Tuesday, November 24, 2009

999,871: DJ Aligator Project - The Whistle Song (Blow My Whistle Bitch)

Why does music have the capacity to affect us as it does? Why do certain combinations of sounds evoke certain emotional responses in human beings? And what is it exactly that makes DJ Aligator’s “The Whistle Song (Blow My Whistle Bitch)” possibly the gayest-sounding song ever recorded? (Not gay like derogatory, just gay like a homosexual man.) You’d think it would be the lyrics, right? But listen through -- the words never specify what gender is supposed to be blowing whose whistle. Really, if you took these lyrics and set them on top of a booty-bass beat, watchdog groups would be up in arms decrying hip-hop’s degradation of women. Now, you’re in the ballpark when your musical setting is a simple house/trance/rave/whatever track. But we don’t have the answer yet. This musical style is more associated with gay clubs here in the United States than it is in Europe, partly because of house music’s very real roots in the gay discos of Chicago, and partly because Europeans dig electronic dance way more universally than we do. So we can’t assume that this will translate as a gay club anthem everywhere in the world. (Although it certainly did here.)

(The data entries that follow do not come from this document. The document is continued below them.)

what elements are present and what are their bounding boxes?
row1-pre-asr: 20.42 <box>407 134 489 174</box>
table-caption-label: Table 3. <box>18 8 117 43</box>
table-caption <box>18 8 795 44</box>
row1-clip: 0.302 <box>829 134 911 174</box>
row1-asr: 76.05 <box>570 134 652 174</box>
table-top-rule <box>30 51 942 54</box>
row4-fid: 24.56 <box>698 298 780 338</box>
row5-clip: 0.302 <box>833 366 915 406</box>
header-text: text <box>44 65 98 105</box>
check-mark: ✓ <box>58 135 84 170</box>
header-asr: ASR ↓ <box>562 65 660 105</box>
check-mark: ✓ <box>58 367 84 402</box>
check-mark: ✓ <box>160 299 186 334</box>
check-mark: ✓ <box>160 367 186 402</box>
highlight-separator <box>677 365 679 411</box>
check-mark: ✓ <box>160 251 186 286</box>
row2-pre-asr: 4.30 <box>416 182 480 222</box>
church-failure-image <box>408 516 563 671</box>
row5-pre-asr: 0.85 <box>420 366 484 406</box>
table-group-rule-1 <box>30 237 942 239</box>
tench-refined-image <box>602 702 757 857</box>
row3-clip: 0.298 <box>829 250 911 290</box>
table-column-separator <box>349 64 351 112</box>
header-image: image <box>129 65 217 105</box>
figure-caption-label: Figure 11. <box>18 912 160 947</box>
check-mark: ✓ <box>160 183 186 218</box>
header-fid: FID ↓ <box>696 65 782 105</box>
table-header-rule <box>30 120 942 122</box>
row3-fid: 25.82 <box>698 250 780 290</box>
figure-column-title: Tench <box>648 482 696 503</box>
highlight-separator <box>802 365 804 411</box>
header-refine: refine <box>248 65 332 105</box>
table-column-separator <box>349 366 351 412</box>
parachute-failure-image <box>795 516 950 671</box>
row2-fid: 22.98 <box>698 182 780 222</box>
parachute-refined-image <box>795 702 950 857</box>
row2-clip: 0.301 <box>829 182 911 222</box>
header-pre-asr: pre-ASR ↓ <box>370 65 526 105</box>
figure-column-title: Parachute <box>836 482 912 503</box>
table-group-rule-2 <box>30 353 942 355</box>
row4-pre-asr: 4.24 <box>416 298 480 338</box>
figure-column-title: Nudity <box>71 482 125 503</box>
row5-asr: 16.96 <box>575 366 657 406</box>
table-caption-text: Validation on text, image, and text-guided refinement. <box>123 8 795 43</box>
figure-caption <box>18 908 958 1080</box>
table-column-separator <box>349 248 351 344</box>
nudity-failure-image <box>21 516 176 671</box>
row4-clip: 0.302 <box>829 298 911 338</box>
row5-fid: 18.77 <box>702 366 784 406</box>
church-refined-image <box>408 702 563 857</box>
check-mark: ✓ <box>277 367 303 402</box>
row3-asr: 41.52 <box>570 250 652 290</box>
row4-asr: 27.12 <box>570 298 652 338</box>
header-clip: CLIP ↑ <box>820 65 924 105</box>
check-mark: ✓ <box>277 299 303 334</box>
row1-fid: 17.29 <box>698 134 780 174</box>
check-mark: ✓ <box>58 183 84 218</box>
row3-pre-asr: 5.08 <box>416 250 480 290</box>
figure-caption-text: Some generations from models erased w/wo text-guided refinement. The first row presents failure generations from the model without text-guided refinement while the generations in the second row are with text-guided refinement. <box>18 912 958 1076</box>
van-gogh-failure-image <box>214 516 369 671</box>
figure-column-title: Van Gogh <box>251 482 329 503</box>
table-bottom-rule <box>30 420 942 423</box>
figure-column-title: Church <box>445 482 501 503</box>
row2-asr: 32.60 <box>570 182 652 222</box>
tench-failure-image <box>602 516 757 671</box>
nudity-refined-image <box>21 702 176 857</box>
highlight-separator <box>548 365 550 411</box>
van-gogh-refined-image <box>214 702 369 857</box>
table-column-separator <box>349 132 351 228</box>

So what are we left with? What, in the end, is the auditory signifier that tells us this song is about gay? It’s THE WHISTLE. I don’t know why. But if there’s any doubt what the song’s subtext is, it vanishes the instant you hear that whistle blown in that rhythm. I can’t think of anything intrinsically gay about it. I don’t know why those sounds in that pattern evoke the association of human males engaging in sexual conduct with one another. I don’t know that there’s any relation to the fact that this song spent 3-4 months on top of various charts in Denmark. I don’t claim to know why DJ Aligator (real name: Ali Movasat, hence the spelling of ALI-gator) keeps his beard trimmed so very neatly. Here’s what I do know: gay or straight, this song speaks to the universal difficulty of finding that skilled and dedicated someone who will blow your whistle like they mean it. And once again, humanity finds common ground via the mystical language of music.

(NOTE: Some versions of “The Whistle Song,” including the one in the official video, have been edited for radio play to say “blow my whistle, baby.” Further proof that censorship destroys the essence of an artist’s vision.)